The indispensable human rights organization Global Witness, based in London and Washington, DC, has pointed out (in “Hot Chocolate,” an important 2007 report) that cocoa has helped fund the violence over the past decade. Not only did the Gbagbo government heavily tax exports but the rebel forces in the north that support Ouattara also diverted cocoa money to buy weapons.
Cargill said promptly that it would respect the export boycott; ADM and Barry Callebaut took another six weeks to comply. So, mountains of cocoa beans—some $1.5 billion worth—are supposed to be sitting in Ivorian warehouses. But as the chaos increases, there is no way to be sure the big agribusinesses are respecting the embargo. The temptation to add to their profits by smuggling some of those stores out of the country must be great. Global Witness is therefore calling on the giant exporters to publish what they are paying and to guarantee they are observing the boycott.

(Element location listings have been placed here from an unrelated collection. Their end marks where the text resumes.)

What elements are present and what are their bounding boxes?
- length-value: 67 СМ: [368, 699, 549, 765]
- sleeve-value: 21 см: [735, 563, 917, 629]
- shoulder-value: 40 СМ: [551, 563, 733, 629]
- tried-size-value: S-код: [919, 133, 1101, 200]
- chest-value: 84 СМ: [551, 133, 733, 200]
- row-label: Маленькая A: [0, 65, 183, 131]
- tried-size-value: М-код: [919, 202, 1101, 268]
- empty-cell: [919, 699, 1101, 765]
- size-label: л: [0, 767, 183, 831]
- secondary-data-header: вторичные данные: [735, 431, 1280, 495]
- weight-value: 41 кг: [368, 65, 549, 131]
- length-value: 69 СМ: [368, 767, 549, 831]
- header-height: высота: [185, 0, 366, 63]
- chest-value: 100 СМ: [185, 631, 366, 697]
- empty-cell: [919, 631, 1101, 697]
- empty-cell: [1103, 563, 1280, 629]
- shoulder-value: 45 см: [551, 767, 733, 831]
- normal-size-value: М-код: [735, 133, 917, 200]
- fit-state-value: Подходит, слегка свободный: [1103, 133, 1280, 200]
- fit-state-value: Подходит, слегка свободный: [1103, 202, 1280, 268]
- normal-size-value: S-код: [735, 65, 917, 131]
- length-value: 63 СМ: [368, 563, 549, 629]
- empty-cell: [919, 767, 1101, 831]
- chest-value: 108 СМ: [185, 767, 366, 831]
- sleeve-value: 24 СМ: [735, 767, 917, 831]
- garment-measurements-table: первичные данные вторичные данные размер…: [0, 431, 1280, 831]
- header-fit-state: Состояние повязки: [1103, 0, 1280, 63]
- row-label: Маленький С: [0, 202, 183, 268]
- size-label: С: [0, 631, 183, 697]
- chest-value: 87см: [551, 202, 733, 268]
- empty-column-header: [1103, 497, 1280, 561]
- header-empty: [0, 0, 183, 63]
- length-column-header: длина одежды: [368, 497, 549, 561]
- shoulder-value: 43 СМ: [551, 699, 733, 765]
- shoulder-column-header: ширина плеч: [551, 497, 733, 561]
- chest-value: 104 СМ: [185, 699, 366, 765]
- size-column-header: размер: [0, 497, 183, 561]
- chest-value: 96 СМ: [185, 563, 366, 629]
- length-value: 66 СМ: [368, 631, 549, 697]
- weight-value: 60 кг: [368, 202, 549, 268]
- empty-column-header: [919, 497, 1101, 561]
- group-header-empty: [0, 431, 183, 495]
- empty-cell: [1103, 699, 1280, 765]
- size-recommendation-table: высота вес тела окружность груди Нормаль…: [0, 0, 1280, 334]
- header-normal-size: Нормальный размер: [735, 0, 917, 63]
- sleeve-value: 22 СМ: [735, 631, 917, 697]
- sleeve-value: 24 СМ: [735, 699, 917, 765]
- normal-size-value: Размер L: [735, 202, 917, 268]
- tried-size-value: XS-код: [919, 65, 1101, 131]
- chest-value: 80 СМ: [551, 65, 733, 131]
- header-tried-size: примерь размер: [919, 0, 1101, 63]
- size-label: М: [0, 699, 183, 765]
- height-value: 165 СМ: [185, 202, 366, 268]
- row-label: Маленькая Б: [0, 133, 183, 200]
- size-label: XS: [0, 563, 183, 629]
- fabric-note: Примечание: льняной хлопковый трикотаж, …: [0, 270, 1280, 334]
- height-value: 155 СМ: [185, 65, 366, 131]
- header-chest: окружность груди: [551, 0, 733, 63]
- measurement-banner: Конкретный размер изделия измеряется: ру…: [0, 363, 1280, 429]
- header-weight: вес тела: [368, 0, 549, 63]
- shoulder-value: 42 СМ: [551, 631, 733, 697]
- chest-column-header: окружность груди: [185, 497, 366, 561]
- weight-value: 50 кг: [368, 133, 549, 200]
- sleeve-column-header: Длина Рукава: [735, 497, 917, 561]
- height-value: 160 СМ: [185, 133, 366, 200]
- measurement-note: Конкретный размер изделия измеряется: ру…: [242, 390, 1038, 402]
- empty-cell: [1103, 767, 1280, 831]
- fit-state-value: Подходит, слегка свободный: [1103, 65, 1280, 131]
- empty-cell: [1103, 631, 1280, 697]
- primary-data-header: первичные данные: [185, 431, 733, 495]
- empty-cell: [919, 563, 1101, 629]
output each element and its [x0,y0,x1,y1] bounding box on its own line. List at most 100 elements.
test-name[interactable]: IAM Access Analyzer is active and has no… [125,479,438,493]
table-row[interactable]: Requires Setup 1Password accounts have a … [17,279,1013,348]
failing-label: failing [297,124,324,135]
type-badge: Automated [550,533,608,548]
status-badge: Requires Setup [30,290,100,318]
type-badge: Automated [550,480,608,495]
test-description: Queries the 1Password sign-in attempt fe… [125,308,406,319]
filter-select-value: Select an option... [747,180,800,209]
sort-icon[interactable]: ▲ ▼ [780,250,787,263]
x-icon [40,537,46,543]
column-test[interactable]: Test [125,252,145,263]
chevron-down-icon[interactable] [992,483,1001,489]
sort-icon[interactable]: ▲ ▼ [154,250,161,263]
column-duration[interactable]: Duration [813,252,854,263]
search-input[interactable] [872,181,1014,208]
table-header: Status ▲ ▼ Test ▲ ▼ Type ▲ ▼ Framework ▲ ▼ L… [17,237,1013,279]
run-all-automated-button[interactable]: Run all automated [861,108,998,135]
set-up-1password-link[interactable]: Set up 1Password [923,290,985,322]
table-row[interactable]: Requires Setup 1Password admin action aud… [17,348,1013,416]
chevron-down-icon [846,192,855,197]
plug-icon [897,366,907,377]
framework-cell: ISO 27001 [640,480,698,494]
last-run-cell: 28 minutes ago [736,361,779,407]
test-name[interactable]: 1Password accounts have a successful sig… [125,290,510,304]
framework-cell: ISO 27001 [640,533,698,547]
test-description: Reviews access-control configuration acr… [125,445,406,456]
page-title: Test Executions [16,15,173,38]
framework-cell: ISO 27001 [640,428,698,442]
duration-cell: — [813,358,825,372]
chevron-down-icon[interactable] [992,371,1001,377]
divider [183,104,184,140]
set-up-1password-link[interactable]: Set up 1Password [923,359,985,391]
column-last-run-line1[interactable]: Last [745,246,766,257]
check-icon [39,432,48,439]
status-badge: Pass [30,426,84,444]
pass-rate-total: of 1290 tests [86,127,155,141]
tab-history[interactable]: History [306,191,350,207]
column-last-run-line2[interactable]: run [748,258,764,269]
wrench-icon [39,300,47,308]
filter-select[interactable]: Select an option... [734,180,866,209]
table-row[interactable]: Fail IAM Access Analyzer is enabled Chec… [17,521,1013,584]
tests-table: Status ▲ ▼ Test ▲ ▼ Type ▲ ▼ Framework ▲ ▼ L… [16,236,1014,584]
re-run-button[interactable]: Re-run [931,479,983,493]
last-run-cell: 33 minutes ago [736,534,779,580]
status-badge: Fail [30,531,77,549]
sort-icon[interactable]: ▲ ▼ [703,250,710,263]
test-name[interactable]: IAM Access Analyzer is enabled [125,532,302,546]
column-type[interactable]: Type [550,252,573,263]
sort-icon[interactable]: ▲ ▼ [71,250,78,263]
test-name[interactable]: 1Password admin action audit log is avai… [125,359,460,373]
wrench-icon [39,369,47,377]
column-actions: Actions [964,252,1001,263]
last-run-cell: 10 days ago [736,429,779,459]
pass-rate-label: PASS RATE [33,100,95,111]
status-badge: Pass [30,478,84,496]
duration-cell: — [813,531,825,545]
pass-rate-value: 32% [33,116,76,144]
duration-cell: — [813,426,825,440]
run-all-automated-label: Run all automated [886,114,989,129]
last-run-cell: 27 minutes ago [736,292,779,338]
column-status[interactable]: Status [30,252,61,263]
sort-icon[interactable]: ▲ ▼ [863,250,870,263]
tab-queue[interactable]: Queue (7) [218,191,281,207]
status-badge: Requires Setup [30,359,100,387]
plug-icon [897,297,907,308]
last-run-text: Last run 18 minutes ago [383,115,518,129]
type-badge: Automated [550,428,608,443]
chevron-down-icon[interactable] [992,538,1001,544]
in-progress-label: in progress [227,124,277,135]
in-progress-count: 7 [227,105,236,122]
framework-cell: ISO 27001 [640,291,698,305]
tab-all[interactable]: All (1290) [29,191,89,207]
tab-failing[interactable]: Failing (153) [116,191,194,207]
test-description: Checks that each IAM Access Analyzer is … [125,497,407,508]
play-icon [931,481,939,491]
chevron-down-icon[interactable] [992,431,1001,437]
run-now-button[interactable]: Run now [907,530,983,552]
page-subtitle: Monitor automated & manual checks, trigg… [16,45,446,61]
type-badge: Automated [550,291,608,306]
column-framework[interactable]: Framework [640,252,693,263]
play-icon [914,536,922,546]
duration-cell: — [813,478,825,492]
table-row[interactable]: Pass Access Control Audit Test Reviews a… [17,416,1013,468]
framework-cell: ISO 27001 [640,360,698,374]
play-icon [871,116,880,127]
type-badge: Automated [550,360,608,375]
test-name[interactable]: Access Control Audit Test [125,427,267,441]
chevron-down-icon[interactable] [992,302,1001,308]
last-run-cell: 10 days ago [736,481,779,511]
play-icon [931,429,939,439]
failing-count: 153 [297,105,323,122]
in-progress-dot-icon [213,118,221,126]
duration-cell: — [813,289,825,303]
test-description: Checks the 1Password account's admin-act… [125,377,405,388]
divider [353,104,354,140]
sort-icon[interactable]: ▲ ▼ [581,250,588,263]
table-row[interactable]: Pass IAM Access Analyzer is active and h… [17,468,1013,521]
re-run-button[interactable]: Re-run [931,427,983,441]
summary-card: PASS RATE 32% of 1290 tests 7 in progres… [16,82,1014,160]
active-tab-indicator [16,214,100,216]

When Westerners look at Africa at all, they have an unfortunate tendency to see things in black and white. In Côte d’Ivoire, Laurent Gbagbo, the man who refused to recognize that he lost the internationally supervised election, unquestionably committed crimes. His army opened fire with heavy weapons, reportedly killing peaceful women demonstrators. He was allied with a youth militia led by a sinister little man named Charles Blé Goudé, which even before the battle for Abidjan allegedly stopped people at roadblocks, murdered them because of their ethnic background and then threw them into mass graves. Gbagbo and his clan are also suspected of massive theft.
The installation of the duly elected president, Ouattara, will not end the Ivorian crisis. Among Ouattara’s supporters are armed young rebels who have almost certainly committed massacres just as criminal as the killings by Gbagbo’s thugs. Even if a fragile peace is restored, if the unequal international economic structures do not change, the best possible prognosis is for an uneasy calm, disfigured by poverty, exploitation and persisting tension.
Côte d’Ivoire may seem away, and exotic. But every time those in the more prosperous parts of the world buy chocolate, we are exploiting the people who produce it. As long as we continue to tolerate this injustice, there will be no peace in Côte d’Ivoire.